NEW YORK — Nobody is watching the Russian presidential election as nervously as the White House. Whatever a defeat for President Boris N. Yelstin would mean for Russia, it would be perceived in the United States as a defeat for President Bill Clinton.

After the embarrassing defeat of Shimon Peres, the Clinton-backed candidate in the Israeli election for prime minister, another defeat of another Clinton-backed incumbent would begin to look like a pattern. Add that the Bosnia deal looks shakier by the day--and that Defense Secretary William J. Perry now talks of extending the American presence in Bosnia well past the original deadline for withdrawal. Now look at the terrible hash the administration has made of its relations with China, the fiasco of U.S. policy toward Mexico and the worsening trade relations between the United States and the European Union.

The truth is, a Yeltsin defeat in Russia may have more impact in Washington than in Moscow. How? By crystallizing a perception that Clinton has flubbed foreign policy. This would hand a key issue to Bob Dole's floundering campaign and, by undercutting Clinton's Rose Garden strategy of looking presidential, throw the president's campaign off balance as the conventions approach.

The outcome of the Russian election will make surprisingly little difference to the conduct of Russian foreign policy. Under Yeltsin, Russian policy has been to increasingly distance Moscow from the West even as it tries to keep the aid pipelines from the International Monetary Fund and other Western donors open.
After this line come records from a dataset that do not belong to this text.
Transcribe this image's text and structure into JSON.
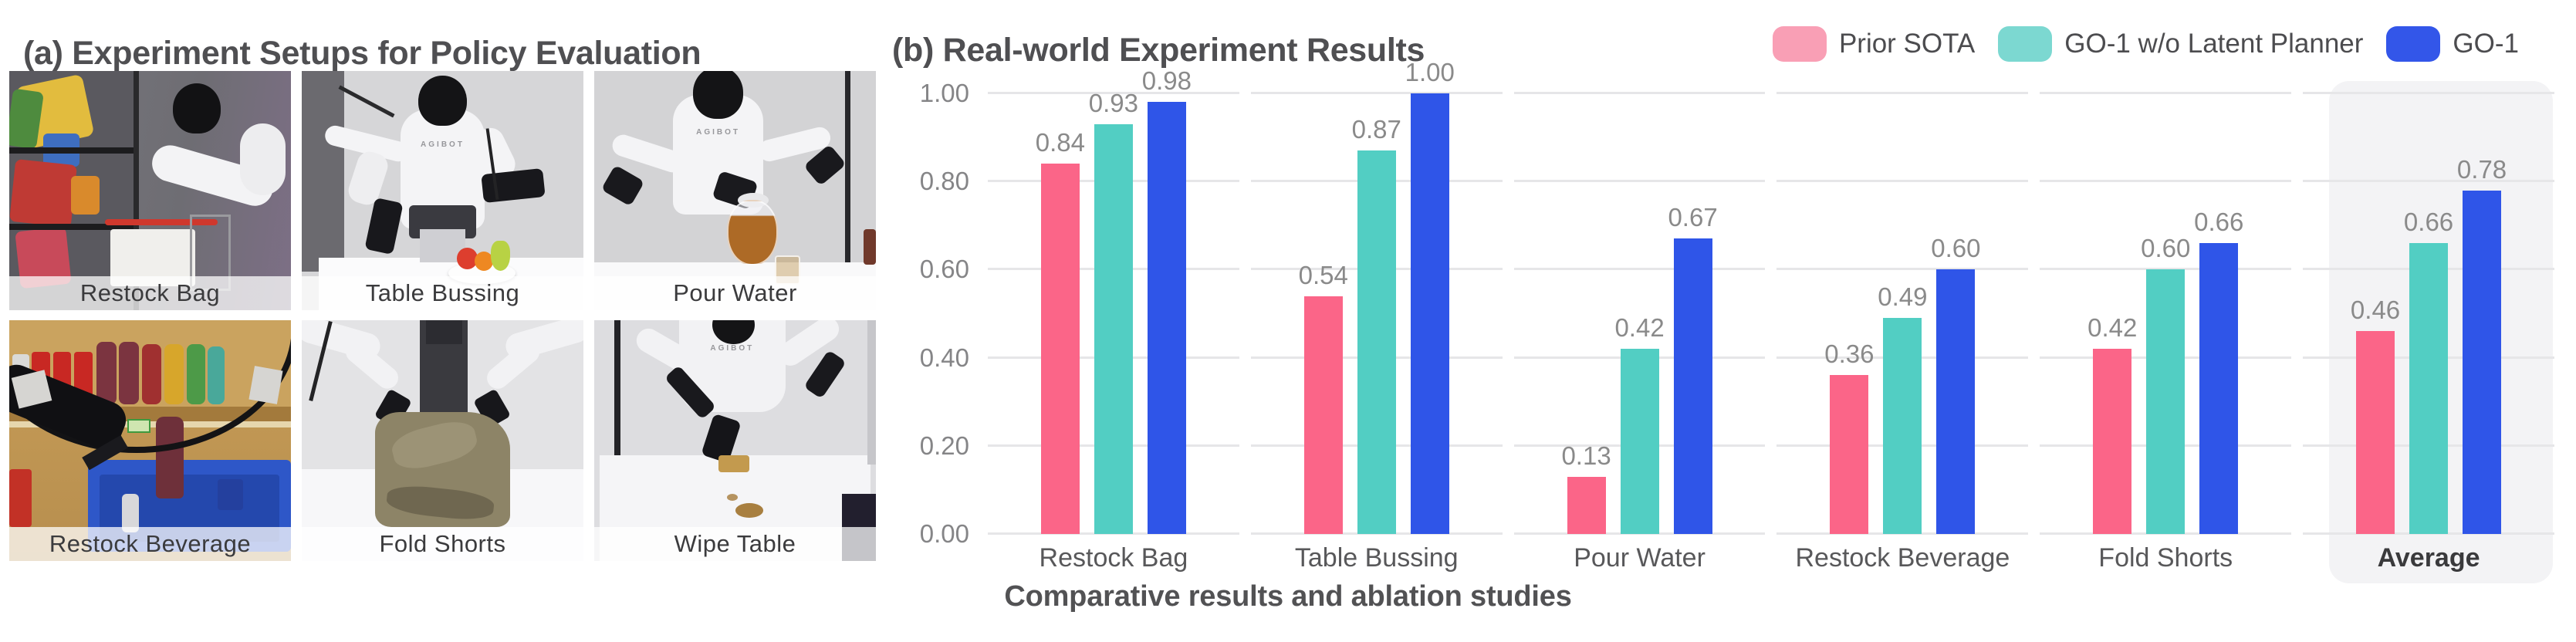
{
  "setups": {
    "title": "(a) Experiment Setups for Policy Evaluation",
    "robot_logo": "AGIBOT",
    "items": [
      {
        "label": "Restock Bag"
      },
      {
        "label": "Table Bussing"
      },
      {
        "label": "Pour Water"
      },
      {
        "label": "Restock Beverage"
      },
      {
        "label": "Fold Shorts"
      },
      {
        "label": "Wipe Table"
      }
    ]
  },
  "chart_data": {
    "type": "bar",
    "title": "(b) Real-world Experiment Results",
    "caption": "Comparative results and ablation studies",
    "categories": [
      "Restock Bag",
      "Table Bussing",
      "Pour Water",
      "Restock Beverage",
      "Fold Shorts",
      "Average"
    ],
    "series": [
      {
        "name": "Prior SOTA",
        "color": "#FB6588",
        "legend_swatch_color": "#F99FB5",
        "values": [
          0.84,
          0.54,
          0.13,
          0.36,
          0.42,
          0.46
        ]
      },
      {
        "name": "GO-1 w/o Latent Planner",
        "color": "#52CEC3",
        "legend_swatch_color": "#7CD8D1",
        "values": [
          0.93,
          0.87,
          0.42,
          0.49,
          0.6,
          0.66
        ]
      },
      {
        "name": "GO-1",
        "color": "#2F55E8",
        "legend_swatch_color": "#3356E9",
        "values": [
          0.98,
          1.0,
          0.67,
          0.6,
          0.66,
          0.78
        ]
      }
    ],
    "ylim": [
      0,
      1
    ],
    "yticks": [
      "0.00",
      "0.20",
      "0.40",
      "0.60",
      "0.80",
      "1.00"
    ],
    "grid": true,
    "legend_position": "top-right",
    "highlighted_category": "Average",
    "xlabel": "",
    "ylabel": ""
  }
}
Russia has rediscovered its national interests. Whatever their political beliefs, most Russians cannot accept the territorial and political status quo. More than 23 million people of Russian heritage now live outside Russia's boundaries. Many of them face discrimination, even violence, in the newly independent and sometimes unstable countries that rooted after the Soviet Union broke up. The Russian economy depends on friendly relations with areas of the former Soviet Union, and Russian politicians of all parties want to make sure that those links--with Uzbek cotton producers, Georgian farmers, Ukrainian factories--stay strong.

By contrast, the West has, so far, offered Russia no serious incentives for cooperation beyond financial aid--and the financial aid comes with strings attached. Expansion of the North Atlantic Treaty Organization will freeze Russia out of Europe's security system. EU expansion will similarly freeze Russia out of the European economic system. Reacting both to the humiliation of the Soviet breakup and to the West's uncompromising stance since, domestic political opinion in Russia has forced the Yeltsin regime steadily toward a harder line in foreign policy.

Russia today is busy forming a salon des refuses, a club for the kids blackballed from other clubs. Iran is eager to join; so are other countries feeling Washington's displeasure, like China. A Gennady A. Zyuganov victory would grow club membership, but it would not change Russia's basic direction. Indeed, the country that needs to change its foreign policy is not Russia, but the United States.

The United States has badly overplayed its hand in the last few years. Assuming that the Soviet collapse left the United States supreme in world affairs, both the Bush and the Clinton administrations began throwing America's weight around in ways that have gradually built up serious hostility toward Washington in key parts of the world.

China, offended by U.S. stands over Taiwan, human rights and Tibet, is, in important respects, actively pursuing an anti-U.S. foreign policy. Trade friction and problems connected to U.S. bases on Okinawa continue to undermine the U.S.-Japan pillar. Incidents such as Clinton's ill-judged personal intervention in the Michael Fay caning case in Singapore have caused other Asian governments to doubt both America's intentions and its intelligence.